I dropped by at the Dhara Devi for Oriental Bakery’s legendary cakes and saw how the whole property is akin to a northern Thai village-inspired Disneyland of teak buildings. Like a rural space, there are lotus ponds, moats, markets, temples, vegetable gardens. Wood carvers, shopkeepers, servants, artisans, cultural practioners, basket-weaving ladies are all part of the entourage that keep the village atmosphere alive in this luxurious resort. I fancied running into another fellow villager while partaking of my raspberry and champagne-infused cake and mousse, sipping ginger tea, all while perusing the day’s Bangkok Post and The Nation.

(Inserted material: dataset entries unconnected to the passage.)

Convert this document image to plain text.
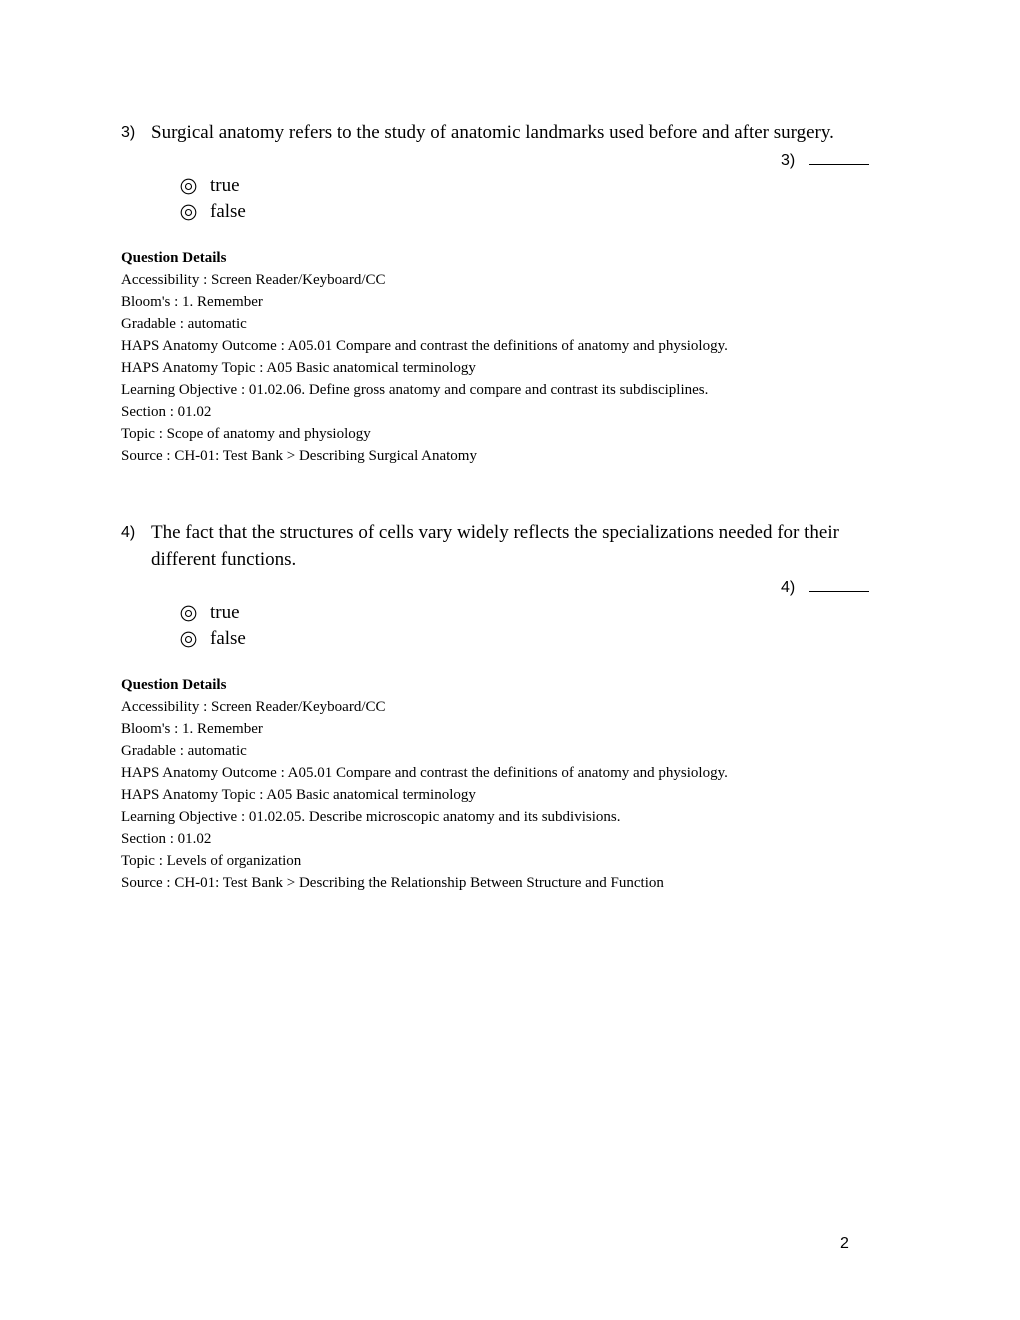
3) Surgical anatomy refers to the study of anatomic landmarks used before and after surgery.
3)
true
false
Question Details
Accessibility : Screen Reader/Keyboard/CC
Bloom's : 1. Remember
Gradable : automatic
HAPS Anatomy Outcome : A05.01 Compare and contrast the definitions of anatomy and physiology.
HAPS Anatomy Topic : A05 Basic anatomical terminology
Learning Objective : 01.02.06. Define gross anatomy and compare and contrast its subdisciplines.
Section : 01.02
Topic : Scope of anatomy and physiology
Source : CH-01: Test Bank > Describing Surgical Anatomy
4) The fact that the structures of cells vary widely reflects the specializations needed for their different functions.
4)
true
false
Question Details
Accessibility : Screen Reader/Keyboard/CC
Bloom's : 1. Remember
Gradable : automatic
HAPS Anatomy Outcome : A05.01 Compare and contrast the definitions of anatomy and physiology.
HAPS Anatomy Topic : A05 Basic anatomical terminology
Learning Objective : 01.02.05. Describe microscopic anatomy and its subdivisions.
Section : 01.02
Topic : Levels of organization
Source : CH-01: Test Bank > Describing the Relationship Between Structure and Function
2
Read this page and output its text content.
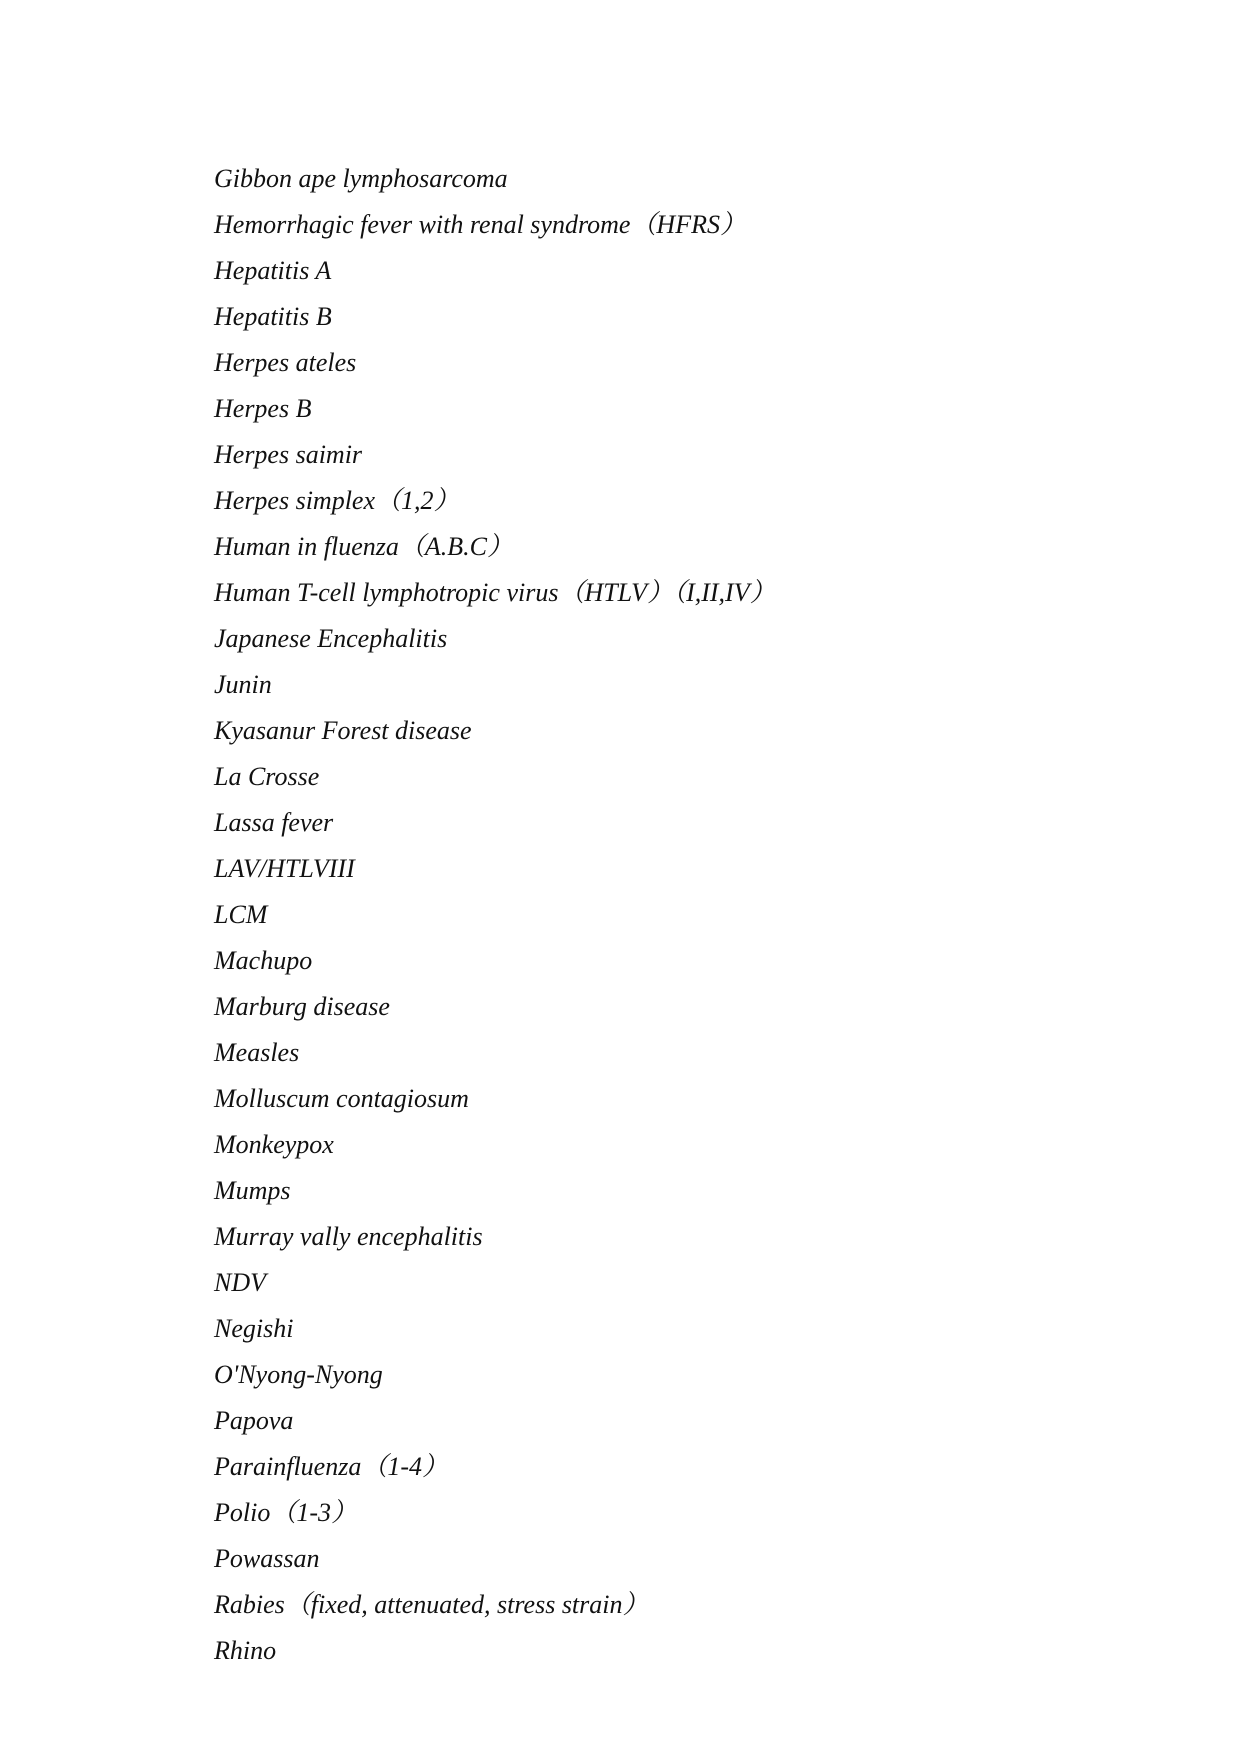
Gibbon ape lymphosarcoma
Hemorrhagic fever with renal syndrome（HFRS）
Hepatitis A
Hepatitis B
Herpes ateles
Herpes B
Herpes saimir
Herpes simplex（1,2）
Human in fluenza（A.B.C）
Human T-cell lymphotropic virus（HTLV）（I,II,IV）
Japanese Encephalitis
Junin
Kyasanur Forest disease
La Crosse
Lassa fever
LAV/HTLVIII
LCM
Machupo
Marburg disease
Measles
Molluscum contagiosum
Monkeypox
Mumps
Murray vally encephalitis
NDV
Negishi
O'Nyong-Nyong
Papova
Parainfluenza（1-4）
Polio（1-3）
Powassan
Rabies（fixed, attenuated, stress strain）
Rhino
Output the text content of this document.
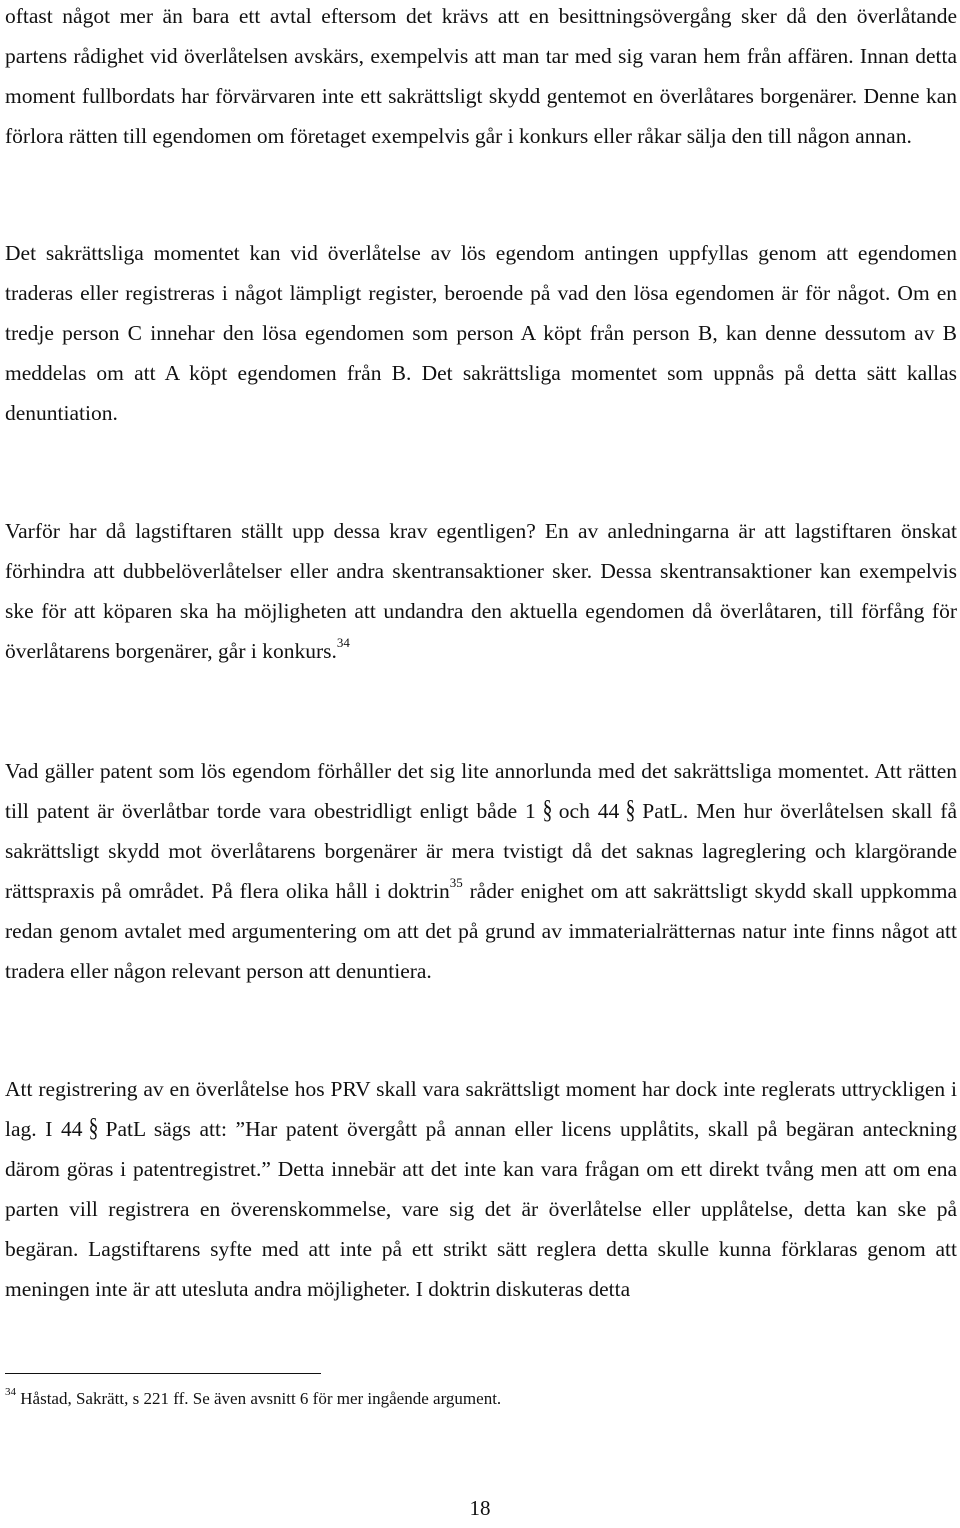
oftast något mer än bara ett avtal eftersom det krävs att en besittningsövergång sker då den överlåtande partens rådighet vid överlåtelsen avskärs, exempelvis att man tar med sig varan hem från affären. Innan detta moment fullbordats har förvärvaren inte ett sakrättsligt skydd gentemot en överlåtares borgenärer. Denne kan förlora rätten till egendomen om företaget exempelvis går i konkurs eller råkar sälja den till någon annan.

Det sakrättsliga momentet kan vid överlåtelse av lös egendom antingen uppfyllas genom att egendomen traderas eller registreras i något lämpligt register, beroende på vad den lösa egendomen är för något. Om en tredje person C innehar den lösa egendomen som person A köpt från person B, kan denne dessutom av B meddelas om att A köpt egendomen från B. Det sakrättsliga momentet som uppnås på detta sätt kallas denuntiation.

Varför har då lagstiftaren ställt upp dessa krav egentligen? En av anledningarna är att lagstiftaren önskat förhindra att dubbelöverlåtelser eller andra skentransaktioner sker. Dessa skentransaktioner kan exempelvis ske för att köparen ska ha möjligheten att undandra den aktuella egendomen då överlåtaren, till förfång för överlåtarens borgenärer, går i konkurs.$^{34}$

Vad gäller patent som lös egendom förhåller det sig lite annorlunda med det sakrättsliga momentet. Att rätten till patent är överlåtbar torde vara obestridligt enligt både 1 § och 44 § PatL. Men hur överlåtelsen skall få sakrättsligt skydd mot överlåtarens borgenärer är mera tvistigt då det saknas lagreglering och klargörande rättspraxis på området. På flera olika håll i doktrin$^{35}$ råder enighet om att sakrättsligt skydd skall uppkomma redan genom avtalet med argumentering om att det på grund av immaterialrätternas natur inte finns något att tradera eller någon relevant person att denuntiera.

Att registrering av en överlåtelse hos PRV skall vara sakrättsligt moment har dock inte reglerats uttryckligen i lag. I 44 § PatL sägs att: ”Har patent övergått på annan eller licens upplåtits, skall på begäran anteckning därom göras i patentregistret.” Detta innebär att det inte kan vara frågan om ett direkt tvång men att om ena parten vill registrera en överenskommelse, vare sig det är överlåtelse eller upplåtelse, detta kan ske på begäran. Lagstiftarens syfte med att inte på ett strikt sätt reglera detta skulle kunna förklaras genom att meningen inte är att utesluta andra möjligheter. I doktrin diskuteras detta

$^{34}$ Håstad, Sakrätt, s 221 ff. Se även avsnitt 6 för mer ingående argument.
18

No, Chiang Mai is not to be mistaken as the back of beyond. Sure, as Thailand’s second city, it does not have many skyscrapers or a mass public transit system (relying still on trucks called songtaews), but it is a city at least in spirit. Judging from the citizens’ good taste, healthy expat population, modern art and design, no lack of cool restaurants and bars (whether perched in the mountains or nestling by the Ping River) or chic designer hotels like MO (Rachamanka, Chedi, Regent-turned-Four Seasons, Dusit’s D2, soon-to-be-here Shangri-la), it’s a cosmopolitan city in the making. The Lanna-ites (as the denizens of Chiang Mai would call themselves) are fairly clued in to the ‘international’, as their Bangkokian cousins are. Watch them chill on Sunday evening at the Night Bazaar, buy art at stalls set up in the temples, listen to a jazz performance or a cultural dance put up on the streets, schmooze with visitors from out of town. Lindberg observes that over the past decade, “Chiang Mai has witnessed a resurgence of state-endorsed regional pride. The northern dialect has made a pronounced return. Men, women, and children often dress in traditional clothes on Fridays (Culture Day). Classical dances and folk songs are performed in schools. Architects and interior designers are using northern motifs in new buildings”. It is an organic city capable of esteemed cognition.